Ya debíamos estar saliendo cuando tuvimos que desviarnos por otro pasillo gracias a su típica excusa de "encontré un atajo" para que termináramos justo donde él quería. Algo era innegable: La caja fuerte era muy bonita. Cuadrada, de proporciones medianas con incrustaciones doradas de dragones y lotos alrededor. El tablero para insertar la contraseña estaba en japonés, ¡peor aún!, Charlie amaba la cultura de ese antiguo país, tanto que hasta sabía el idioma.
Cuando por fin nos di por muertos la caja fuerte se abrió. Charlie me miró con aire triunfante y yo le supliqué que se apresurara.
— ¡Wao!, Cris, tienes que ver esto.
— ¡Oh, venga ya! ¿Qué es lo que... ¡Wao!
Sobre su soporte descansaba la primera katana que veía en mi vida. La hoja curvada presumía gran filo.
— Esto es el destino —Dijo Charlie.
Agarró su nuevo tesoro disfrutando cada segundo. El exagerado cuidado con la que la sujetaba más que chistoso me desesperó.
— Te lo digo, voy a volverme imparable con esta belleza. Mira el perfecto mango de roble, el perfecto trenzado de algodón, la perfecta...
— Sí, sí, sí, un gusto conocer a tu perfecta novia, ¡ahora vámonos!
— Espera un momento, quiero revisar si viene con su Wakizashi.
— ¿El helado picante?
- No, nada, parece que no. Luego te explico, digo —Se colocó el sable en el cinturón—, tenemos que apresurarnos en salir de aquí, ¿no?
— Respuesta correcta.
Corrimos hacia la salida esquivando los escombros y cadáveres (99% metálicos, 1% de carne y hueso) del desastre que nosotros mismos ocasionamos. Todo parecía andar bien hasta que llegamos a la puerta trasera y justo impidiéndonos el paso habían tres...
<<¿Androides?>>
— ¿Qué nivel de tecnología es esa? —Pregunté.
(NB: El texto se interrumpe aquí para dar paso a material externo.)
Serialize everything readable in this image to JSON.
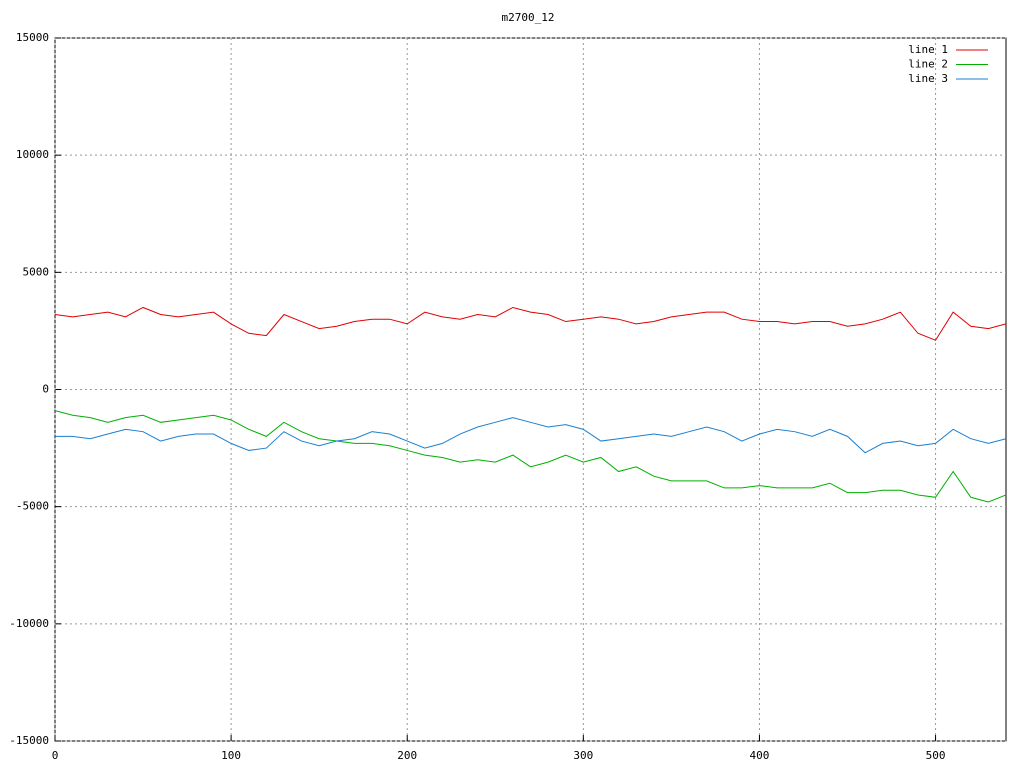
{
  "chart_data": {
    "type": "line",
    "title": "m2700_12",
    "x": [
      0,
      10,
      20,
      30,
      40,
      50,
      60,
      70,
      80,
      90,
      100,
      110,
      120,
      130,
      140,
      150,
      160,
      170,
      180,
      190,
      200,
      210,
      220,
      230,
      240,
      250,
      260,
      270,
      280,
      290,
      300,
      310,
      320,
      330,
      340,
      350,
      360,
      370,
      380,
      390,
      400,
      410,
      420,
      430,
      440,
      450,
      460,
      470,
      480,
      490,
      500,
      510,
      520,
      530,
      540
    ],
    "series": [
      {
        "name": "line 1",
        "color": "#e00000",
        "values": [
          3200,
          3100,
          3200,
          3300,
          3100,
          3500,
          3200,
          3100,
          3200,
          3300,
          2800,
          2400,
          2300,
          3200,
          2900,
          2600,
          2700,
          2900,
          3000,
          3000,
          2800,
          3300,
          3100,
          3000,
          3200,
          3100,
          3500,
          3300,
          3200,
          2900,
          3000,
          3100,
          3000,
          2800,
          2900,
          3100,
          3200,
          3300,
          3300,
          3000,
          2900,
          2900,
          2800,
          2900,
          2900,
          2700,
          2800,
          3000,
          3300,
          2400,
          2100,
          3300,
          2700,
          2600,
          2800
        ]
      },
      {
        "name": "line 2",
        "color": "#00b000",
        "values": [
          -900,
          -1100,
          -1200,
          -1400,
          -1200,
          -1100,
          -1400,
          -1300,
          -1200,
          -1100,
          -1300,
          -1700,
          -2000,
          -1400,
          -1800,
          -2100,
          -2200,
          -2300,
          -2300,
          -2400,
          -2600,
          -2800,
          -2900,
          -3100,
          -3000,
          -3100,
          -2800,
          -3300,
          -3100,
          -2800,
          -3100,
          -2900,
          -3500,
          -3300,
          -3700,
          -3900,
          -3900,
          -3900,
          -4200,
          -4200,
          -4100,
          -4200,
          -4200,
          -4200,
          -4000,
          -4400,
          -4400,
          -4300,
          -4300,
          -4500,
          -4600,
          -3500,
          -4600,
          -4800,
          -4500
        ]
      },
      {
        "name": "line 3",
        "color": "#1a7fd0",
        "values": [
          -2000,
          -2000,
          -2100,
          -1900,
          -1700,
          -1800,
          -2200,
          -2000,
          -1900,
          -1900,
          -2300,
          -2600,
          -2500,
          -1800,
          -2200,
          -2400,
          -2200,
          -2100,
          -1800,
          -1900,
          -2200,
          -2500,
          -2300,
          -1900,
          -1600,
          -1400,
          -1200,
          -1400,
          -1600,
          -1500,
          -1700,
          -2200,
          -2100,
          -2000,
          -1900,
          -2000,
          -1800,
          -1600,
          -1800,
          -2200,
          -1900,
          -1700,
          -1800,
          -2000,
          -1700,
          -2000,
          -2700,
          -2300,
          -2200,
          -2400,
          -2300,
          -1700,
          -2100,
          -2300,
          -2100
        ]
      }
    ],
    "xlim": [
      0,
      540
    ],
    "xticks": [
      0,
      100,
      200,
      300,
      400,
      500
    ],
    "ylim": [
      -15000,
      15000
    ],
    "yticks": [
      -15000,
      -10000,
      -5000,
      0,
      5000,
      10000,
      15000
    ],
    "grid": true,
    "legend": "top-right"
  }
}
— Cyborgs —Me respondió Charlie mientras se descolgaba el fusil de la espalda—, los nuevos jugueticos de los Superiores. Mitad hombres, mitad máquinas y mucho más bobos.
Los cyborgs parecían dispuestos a dispararnos. Nada más saqué la escopeta uno disparó una esfera de antimateria, la munición más innovadora y peligrosa según las estadísticas internacionales. Logré esquivarla al mismo tiempo que desaparecía parte de la pared.
— ¡Mierda!, así no hay manera de cubrirse.
— Habla por ti —Se burló Charlie.
Otro de los cyborgs le iba a disparar a él. En vez de esquivar, desenfundó la katana y cortó la esfera. El dragón de la hoja brilló azul neón.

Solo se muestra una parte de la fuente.